For Processing of more Sensitive Personal Data the Company will rely on either:

·                     consent; or

·                     that use of Sensitive Personal Data is necessary for the establishment, exercise or defence of legal claims, or whenever courts are acting in their judicial capacity (for example, when a court issues a court order requiring the Processing of Personal Data).

Processing of Personal Data relating to criminal convictions and offences is subject to the requirements of applicable law.

10.               Monitoring

The Company may record telephone calls with employees so that the Company can:

·                     improve the standard of service that the Company provide by providing employees with feedback and training, where applicable;

·                     address queries, concerns or complaints;

·                     prevent, detect and investigate crime, including fraud and money laundering, and analyse and manage other commercial risks; and

·                     comply with the Company’s legal and regulatory obligations.

In addition, the Company monitor electronic communications between the Company and employees (for example, emails) to protect the employees, the business and IT infrastructure, and third parties including by:

·                     identifying and dealing with inappropriate communications; and

·                     looking for and removing any viruses, or other malware, and resolving any other information security issues.

The use of CCTV involves Processing of Personal Data. Further information on how the Company Process Personal Data using CCTV is set out in Schedule 6.

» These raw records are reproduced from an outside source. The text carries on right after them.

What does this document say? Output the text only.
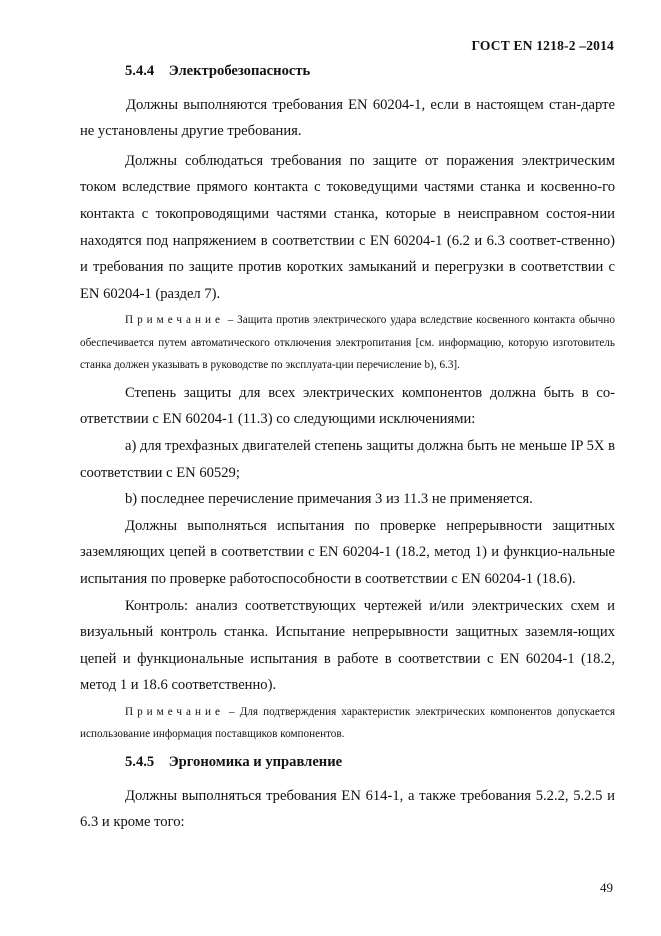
ГОСТ EN 1218-2 –2014

5.4.4    Электробезопасность

Должны выполняются требования EN 60204-1, если в настоящем стан-дарте не установлены другие требования.

Должны соблюдаться требования по защите от поражения электрическим током вследствие прямого контакта с токоведущими частями станка и косвенно-го контакта с токопроводящими частями станка, которые в неисправном состоя-нии находятся под напряжением в соответствии с EN 60204-1 (6.2 и 6.3 соответ-ственно) и требования по защите против коротких замыканий и перегрузки в соответствии с EN 60204-1 (раздел 7).

Примечание – Защита против электрического удара вследствие косвенного контакта обычно обеспечивается путем автоматического отключения электропитания [см. информацию, которую изготовитель станка должен указывать в руководстве по эксплуата-ции перечисление b), 6.3].

Степень защиты для всех электрических компонентов должна быть в со-ответствии с EN 60204-1 (11.3) со следующими исключениями:

a) для трехфазных двигателей степень защиты должна быть не меньше IP 5X в соответствии с EN 60529;

b) последнее перечисление примечания 3 из 11.3 не применяется.

Должны выполняться испытания по проверке непрерывности защитных заземляющих цепей в соответствии с EN 60204-1 (18.2, метод 1) и функцио-нальные испытания по проверке работоспособности в соответствии с EN 60204-1 (18.6).

Контроль: анализ соответствующих чертежей и/или электрических схем и визуальный контроль станка. Испытание непрерывности защитных заземля-ющих цепей и функциональные испытания в работе в соответствии с EN 60204-1 (18.2, метод 1 и 18.6 соответственно).

Примечание – Для подтверждения характеристик электрических компонентов допускается использование информация поставщиков компонентов.

5.4.5    Эргономика и управление

Должны выполняться требования EN 614-1, а также требования 5.2.2, 5.2.5 и 6.3 и кроме того:

49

11.               Retention of Personal Data

The Company will keep Personal Data for as long as is necessary for the purposes for which the Company collects it. This mean the Company will retain Personal Data for so long as the Company has a relationship with the individual to whom the Personal Data relates. Once this relationship comes to an end the Company will retain such Personal Data for a period of time that allows it to: (a) comply with legal record retention requirements; (b) defend or bring legal claims; (c) maintain records for business analyses and audit; and (d) address complaints and other issues regarding its business.

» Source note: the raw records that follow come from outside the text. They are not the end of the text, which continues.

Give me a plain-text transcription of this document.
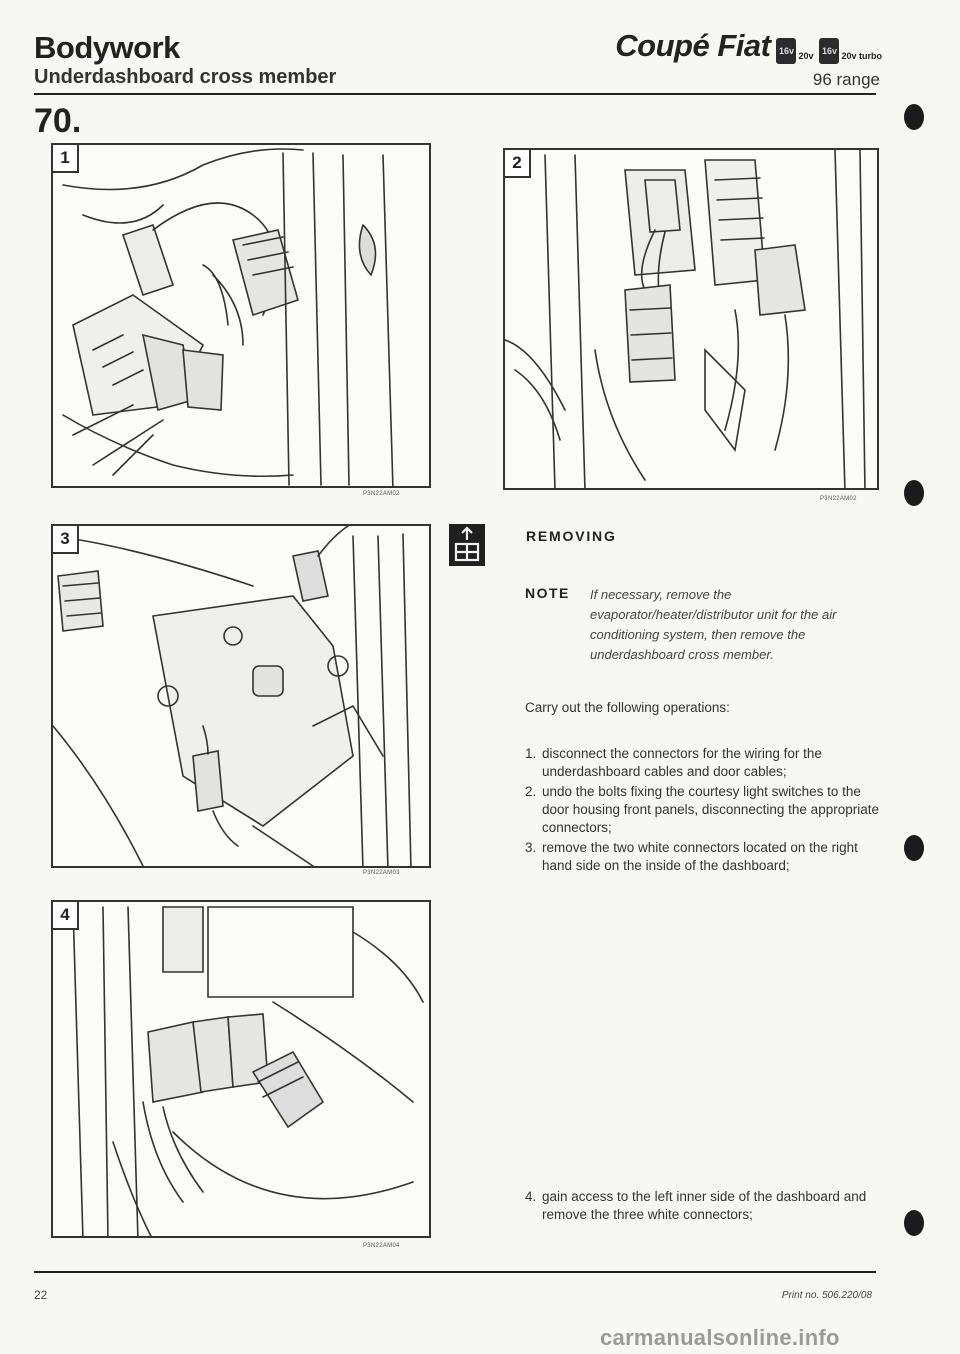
Bodywork
Underdashboard cross member
Coupé Fiat 16v 20v 16v 20v turbo
96 range
70.
1
P3N22AM02
2
P3N22AM02
3
P3N22AM03
4
P3N22AM04
REMOVING
NOTE If necessary, remove the evaporator/heater/distributor unit for the air conditioning system, then remove the underdashboard cross member.
Carry out the following operations:
1. disconnect the connectors for the wiring for the underdashboard cables and door cables;
2. undo the bolts fixing the courtesy light switches to the door housing front panels, disconnecting the appropriate connectors;
3. remove the two white connectors located on the right hand side on the inside of the dashboard;
4. gain access to the left inner side of the dashboard and remove the three white connectors;
22	Print no. 506.220/08
carmanualsonline.info
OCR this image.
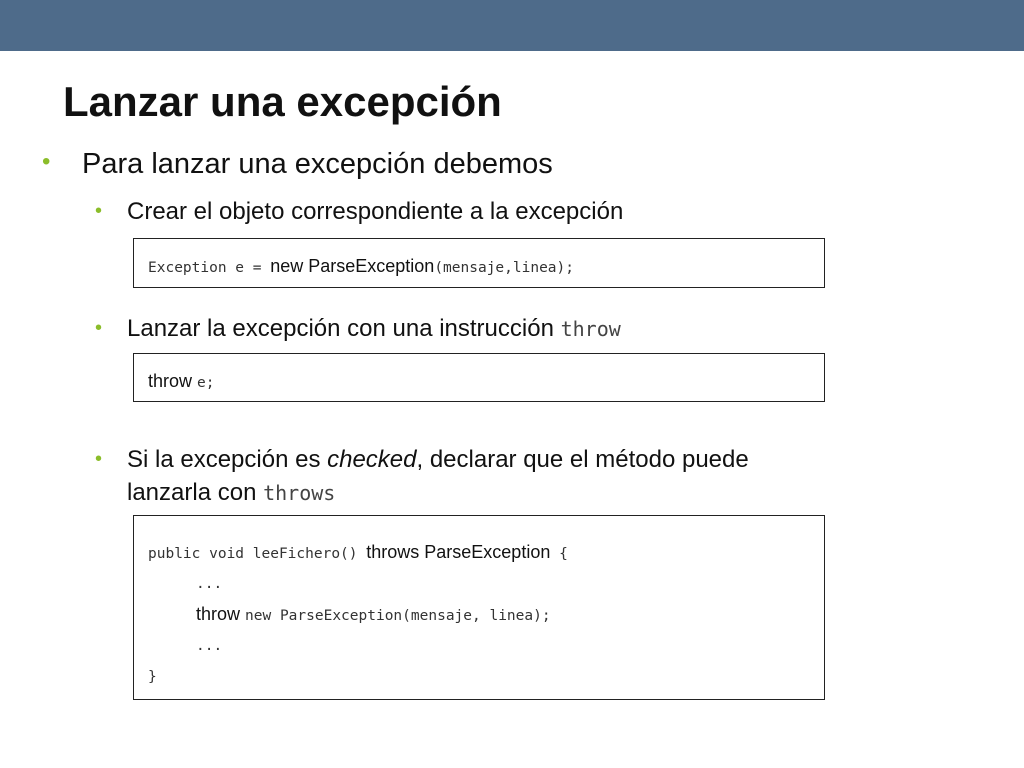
Lanzar una excepción
• Para lanzar una excepción debemos
• Crear el objeto correspondiente a la excepción
Exception e = new ParseException(mensaje,linea);
• Lanzar la excepción con una instrucción throw
throw e;
• Si la excepción es checked, declarar que el método puede
lanzarla con throws
public void leeFichero() throws ParseException {
...
throw new ParseException(mensaje, linea);
...
}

Where the Company holds Personal Data to comply with a legal or regulatory obligation, the Company will keep the information for at least as long as is required to comply with that obligation. In some cases a retention period will apply once the initial purpose has ceased e.g. payroll files are required to be kept for current year plus 6 years.

Where the Company holds Personal Data in order to provide a product or service, the Company will keep the information for at least as long as the Company provides the product or service, and for a number of years thereafter.  The number of years varies depending on the nature of the product or service provided.

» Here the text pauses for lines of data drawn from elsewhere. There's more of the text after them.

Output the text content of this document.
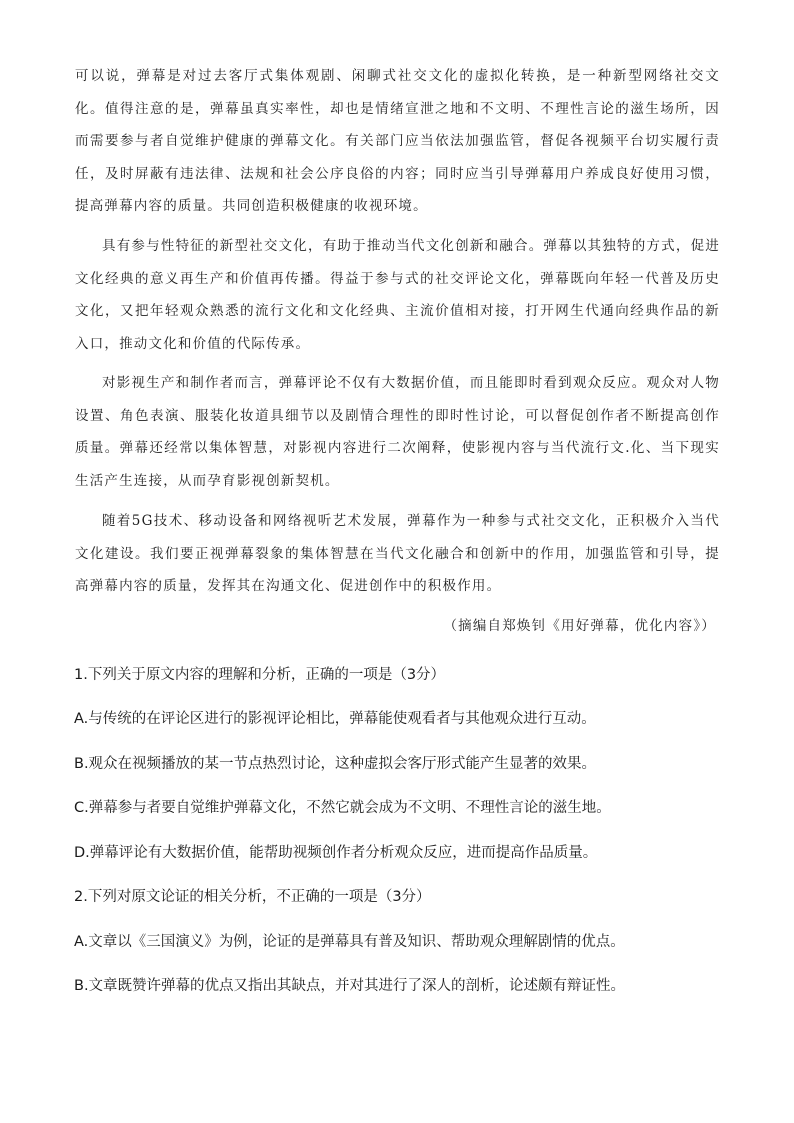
可以说，弹幕是对过去客厅式集体观剧、闲聊式社交文化的虚拟化转换，是一种新型网络社交文化。值得注意的是，弹幕虽真实率性，却也是情绪宣泄之地和不文明、不理性言论的滋生场所，因而需要参与者自觉维护健康的弹幕文化。有关部门应当依法加强监管，督促各视频平台切实履行责任，及时屏蔽有违法律、法规和社会公序良俗的内容；同时应当引导弹幕用户养成良好使用习惯，提高弹幕内容的质量。共同创造积极健康的收视环境。

具有参与性特征的新型社交文化，有助于推动当代文化创新和融合。弹幕以其独特的方式，促进文化经典的意义再生产和价值再传播。得益于参与式的社交评论文化，弹幕既向年轻一代普及历史文化，又把年轻观众熟悉的流行文化和文化经典、主流价值相对接，打开网生代通向经典作品的新入口，推动文化和价值的代际传承。

对影视生产和制作者而言，弹幕评论不仅有大数据价值，而且能即时看到观众反应。观众对人物设置、角色表演、服装化妆道具细节以及剧情合理性的即时性讨论，可以督促创作者不断提高创作质量。弹幕还经常以集体智慧，对影视内容进行二次阐释，使影视内容与当代流行文.化、当下现实生活产生连接，从而孕育影视创新契机。

随着5G技术、移动设备和网络视听艺术发展，弹幕作为一种参与式社交文化，正积极介入当代文化建设。我们要正视弹幕裂象的集体智慧在当代文化融合和创新中的作用，加强监管和引导，提高弹幕内容的质量，发挥其在沟通文化、促进创作中的积极作用。

（摘编自郑焕钊《用好弹幕，优化内容》）

1.下列关于原文内容的理解和分析，正确的一项是（3分）

A.与传统的在评论区进行的影视评论相比，弹幕能使观看者与其他观众进行互动。

B.观众在视频播放的某一节点热烈讨论，这种虚拟会客厅形式能产生显著的效果。

C.弹幕参与者要自觉维护弹幕文化，不然它就会成为不文明、不理性言论的滋生地。

D.弹幕评论有大数据价值，能帮助视频创作者分析观众反应，进而提高作品质量。

2.下列对原文论证的相关分析，不正确的一项是（3分）

A.文章以《三国演义》为例，论证的是弹幕具有普及知识、帮助观众理解剧情的优点。

B.文章既赞许弹幕的优点又指出其缺点，并对其进行了深人的剖析，论述颇有辩证性。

The Company endeavours to ensure that Personal Data will only be kept which is relevant and not excessive to achieve the purposes for which it is being held.  Personal Data will be deleted once that purpose is achieved or it is no longer required as set out

For further information about the period of time for which the Company retains Personal Data, please contact the Company using the details in Schedule 8.

12.               Personal Data Rights

Schedule 7 sets out a summary of the data protection rights available to individuals in the EEA in connection with their Personal Data. These rights may only apply in certain circumstances and are subject to certain legal exemptions.

To exercise any of these rights, please contact the Company using the details set out in Schedule 8.

13.               Who to contact about Personal Data

For any questions or concerns about the way the Company uses Personal Data, please contact the Company at the email address in Schedule 8.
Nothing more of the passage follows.